The Imperial Family of Japan does not have a surname. When a woman marries into the Imperial Family, she loses her surname and takes a feminized version of her husband's title. When Kawashima Kiko married the Emperor's second son, she became "Princess Akishino." Members of the blood who leave the status of Imperial Family member take a surname. Princesses lose their membership in the Imperial Family upon marriage (unless they marry an emperor or an imperial prince) and take the surnames of their husbands. Princes who renounce their Imperial Family membership generally adopt a surname derived from their former title.
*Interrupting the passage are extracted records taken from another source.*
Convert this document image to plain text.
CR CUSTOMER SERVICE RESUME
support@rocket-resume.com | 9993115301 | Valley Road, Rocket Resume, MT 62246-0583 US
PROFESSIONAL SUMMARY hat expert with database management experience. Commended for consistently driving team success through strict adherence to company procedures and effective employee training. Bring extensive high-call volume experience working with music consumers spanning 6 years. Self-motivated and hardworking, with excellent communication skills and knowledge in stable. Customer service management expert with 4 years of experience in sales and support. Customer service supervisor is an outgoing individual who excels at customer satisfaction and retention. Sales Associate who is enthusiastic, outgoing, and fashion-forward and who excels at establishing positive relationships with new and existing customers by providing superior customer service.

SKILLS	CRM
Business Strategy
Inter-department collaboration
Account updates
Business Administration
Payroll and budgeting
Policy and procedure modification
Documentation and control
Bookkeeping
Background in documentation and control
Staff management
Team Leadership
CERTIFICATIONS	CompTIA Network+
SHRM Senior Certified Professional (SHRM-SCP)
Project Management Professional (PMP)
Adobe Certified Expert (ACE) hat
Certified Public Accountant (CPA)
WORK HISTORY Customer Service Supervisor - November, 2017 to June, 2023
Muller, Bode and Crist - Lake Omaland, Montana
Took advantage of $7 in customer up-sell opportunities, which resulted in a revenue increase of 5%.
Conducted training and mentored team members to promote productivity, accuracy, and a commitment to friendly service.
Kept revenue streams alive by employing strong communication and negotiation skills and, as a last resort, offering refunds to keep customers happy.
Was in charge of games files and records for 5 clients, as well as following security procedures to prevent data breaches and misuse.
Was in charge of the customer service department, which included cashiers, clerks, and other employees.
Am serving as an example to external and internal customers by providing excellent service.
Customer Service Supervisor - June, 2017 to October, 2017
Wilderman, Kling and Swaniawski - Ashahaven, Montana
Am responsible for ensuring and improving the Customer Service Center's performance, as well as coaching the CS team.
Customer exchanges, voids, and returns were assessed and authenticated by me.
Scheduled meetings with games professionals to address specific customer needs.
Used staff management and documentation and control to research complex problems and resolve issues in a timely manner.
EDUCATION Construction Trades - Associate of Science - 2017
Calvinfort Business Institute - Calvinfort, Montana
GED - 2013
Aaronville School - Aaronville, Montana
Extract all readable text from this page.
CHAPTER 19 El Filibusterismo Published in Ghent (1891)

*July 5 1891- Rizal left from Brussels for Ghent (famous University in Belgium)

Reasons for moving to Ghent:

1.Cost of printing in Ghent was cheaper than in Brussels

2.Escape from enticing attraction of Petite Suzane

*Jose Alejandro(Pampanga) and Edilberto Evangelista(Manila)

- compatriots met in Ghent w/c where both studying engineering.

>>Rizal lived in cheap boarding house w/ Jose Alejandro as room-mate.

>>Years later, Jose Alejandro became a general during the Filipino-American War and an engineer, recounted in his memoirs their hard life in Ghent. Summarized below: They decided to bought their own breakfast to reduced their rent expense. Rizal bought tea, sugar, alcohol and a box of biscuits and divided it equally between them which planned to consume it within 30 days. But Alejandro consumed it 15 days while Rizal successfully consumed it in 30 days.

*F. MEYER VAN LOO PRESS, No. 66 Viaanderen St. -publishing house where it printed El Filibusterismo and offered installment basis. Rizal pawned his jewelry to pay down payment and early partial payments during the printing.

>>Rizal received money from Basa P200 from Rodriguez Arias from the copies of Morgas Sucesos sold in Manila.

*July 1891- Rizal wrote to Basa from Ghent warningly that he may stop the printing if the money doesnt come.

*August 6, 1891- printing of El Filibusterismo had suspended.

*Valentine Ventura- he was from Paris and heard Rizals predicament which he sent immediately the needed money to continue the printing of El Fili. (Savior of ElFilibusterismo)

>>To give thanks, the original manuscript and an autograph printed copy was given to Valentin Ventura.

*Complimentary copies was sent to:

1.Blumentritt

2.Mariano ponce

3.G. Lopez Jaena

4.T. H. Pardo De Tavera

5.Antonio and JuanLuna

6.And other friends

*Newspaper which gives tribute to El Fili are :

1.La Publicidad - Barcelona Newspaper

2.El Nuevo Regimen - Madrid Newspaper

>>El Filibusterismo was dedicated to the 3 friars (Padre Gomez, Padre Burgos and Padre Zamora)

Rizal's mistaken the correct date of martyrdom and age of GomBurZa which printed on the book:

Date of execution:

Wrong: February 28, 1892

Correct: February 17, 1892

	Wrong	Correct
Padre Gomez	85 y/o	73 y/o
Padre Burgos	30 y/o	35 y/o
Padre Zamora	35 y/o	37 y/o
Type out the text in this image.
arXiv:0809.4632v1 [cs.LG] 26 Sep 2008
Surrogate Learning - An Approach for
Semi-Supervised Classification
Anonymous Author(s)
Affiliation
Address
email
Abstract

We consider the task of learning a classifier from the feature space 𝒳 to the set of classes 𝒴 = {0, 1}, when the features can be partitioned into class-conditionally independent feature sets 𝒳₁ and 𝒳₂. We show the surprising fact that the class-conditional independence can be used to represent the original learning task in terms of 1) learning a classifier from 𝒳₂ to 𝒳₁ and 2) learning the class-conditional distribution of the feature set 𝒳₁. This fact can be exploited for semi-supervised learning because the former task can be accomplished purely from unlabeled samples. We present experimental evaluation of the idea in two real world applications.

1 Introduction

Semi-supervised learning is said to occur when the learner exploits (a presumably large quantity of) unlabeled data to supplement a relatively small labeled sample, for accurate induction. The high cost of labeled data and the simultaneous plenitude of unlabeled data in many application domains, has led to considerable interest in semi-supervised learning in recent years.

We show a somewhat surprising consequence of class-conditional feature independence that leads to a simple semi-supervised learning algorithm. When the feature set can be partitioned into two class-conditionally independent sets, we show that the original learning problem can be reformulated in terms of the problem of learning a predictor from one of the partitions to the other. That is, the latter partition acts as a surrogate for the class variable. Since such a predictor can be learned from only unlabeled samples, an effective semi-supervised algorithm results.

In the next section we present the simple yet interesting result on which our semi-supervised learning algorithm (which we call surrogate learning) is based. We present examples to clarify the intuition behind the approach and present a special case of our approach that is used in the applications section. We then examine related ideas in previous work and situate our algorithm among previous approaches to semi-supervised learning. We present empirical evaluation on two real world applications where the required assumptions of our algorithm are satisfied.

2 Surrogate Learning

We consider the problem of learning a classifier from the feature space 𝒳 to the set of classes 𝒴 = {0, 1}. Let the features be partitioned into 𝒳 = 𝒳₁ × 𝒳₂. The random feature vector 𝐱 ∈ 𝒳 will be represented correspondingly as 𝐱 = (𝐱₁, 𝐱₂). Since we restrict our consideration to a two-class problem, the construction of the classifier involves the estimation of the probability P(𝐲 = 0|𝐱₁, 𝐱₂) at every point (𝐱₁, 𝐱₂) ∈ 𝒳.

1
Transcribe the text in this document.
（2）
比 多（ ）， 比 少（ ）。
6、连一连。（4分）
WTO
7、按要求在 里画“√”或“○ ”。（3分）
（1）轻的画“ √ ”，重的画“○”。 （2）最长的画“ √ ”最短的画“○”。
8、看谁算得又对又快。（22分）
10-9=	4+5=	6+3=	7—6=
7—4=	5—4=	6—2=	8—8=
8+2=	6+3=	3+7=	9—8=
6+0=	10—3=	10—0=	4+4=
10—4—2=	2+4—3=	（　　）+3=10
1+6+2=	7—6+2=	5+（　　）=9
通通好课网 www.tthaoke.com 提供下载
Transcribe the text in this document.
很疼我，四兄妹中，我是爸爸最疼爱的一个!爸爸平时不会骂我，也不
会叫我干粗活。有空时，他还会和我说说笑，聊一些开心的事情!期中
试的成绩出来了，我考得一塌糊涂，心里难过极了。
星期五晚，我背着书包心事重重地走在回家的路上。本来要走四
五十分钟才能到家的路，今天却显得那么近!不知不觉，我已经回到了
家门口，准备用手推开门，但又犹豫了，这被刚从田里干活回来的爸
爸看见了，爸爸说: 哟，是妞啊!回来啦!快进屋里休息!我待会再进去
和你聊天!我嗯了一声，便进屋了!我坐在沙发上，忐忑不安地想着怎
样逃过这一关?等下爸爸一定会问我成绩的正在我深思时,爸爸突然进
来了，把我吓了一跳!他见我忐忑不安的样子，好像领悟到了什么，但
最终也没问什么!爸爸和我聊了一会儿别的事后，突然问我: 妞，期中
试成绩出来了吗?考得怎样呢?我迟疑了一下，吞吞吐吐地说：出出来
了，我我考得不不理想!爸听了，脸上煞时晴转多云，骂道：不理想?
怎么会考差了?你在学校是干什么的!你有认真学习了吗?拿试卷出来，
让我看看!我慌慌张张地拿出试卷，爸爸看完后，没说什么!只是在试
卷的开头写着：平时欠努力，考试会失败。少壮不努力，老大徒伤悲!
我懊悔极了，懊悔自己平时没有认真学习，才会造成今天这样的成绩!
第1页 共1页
The styles of imperial princes and princesses consist of a title followed by a personal name and rank. The literal translation of Akishino-no-Miya Fumihito-Shinnō would be "His lordship of Akishino the Imperial Prince Fumihito." The usual English translations are: Prince Akishino, Prince Akishino-no-Miya or Prince Akishino Fumihito. Titles, such as Asaka, Teru, Hitachi generally derives from geographic regions or Shinto shrines.

The Emperor (Tennō), the Empress (Kogō), the Empress Dowager (Kōtaigo, literally the emperor's mother), and the Grand Empress Dowager (Tai Kōtaigo, literally the emperor's grandmother) are styled His or Her Imperial Majesty (Heika). Imperial princes (Shinnō) and their consorts (Shinnō-hi), imperial princesses (Naishinnō), princes of the blood (ō) and their consorts (ō-hi), and princesses of the blood (Nyoō) are styled His or Her Imperial Highness (Hidenka).

Since the Meiji Restoration, the distinction between Shinnō (and Naishinnō) and ō (and Nyoō) denotes to the incumbent's blood relationship to an emperor. The Emperor's children, the children of the Emperor's sons are Shinnō (in the case of males) or Naishinnō (in the case of females). The Emperor's great grandchildren and more distant descendents in the legitimate male lines are ō and Nyoō, respectively.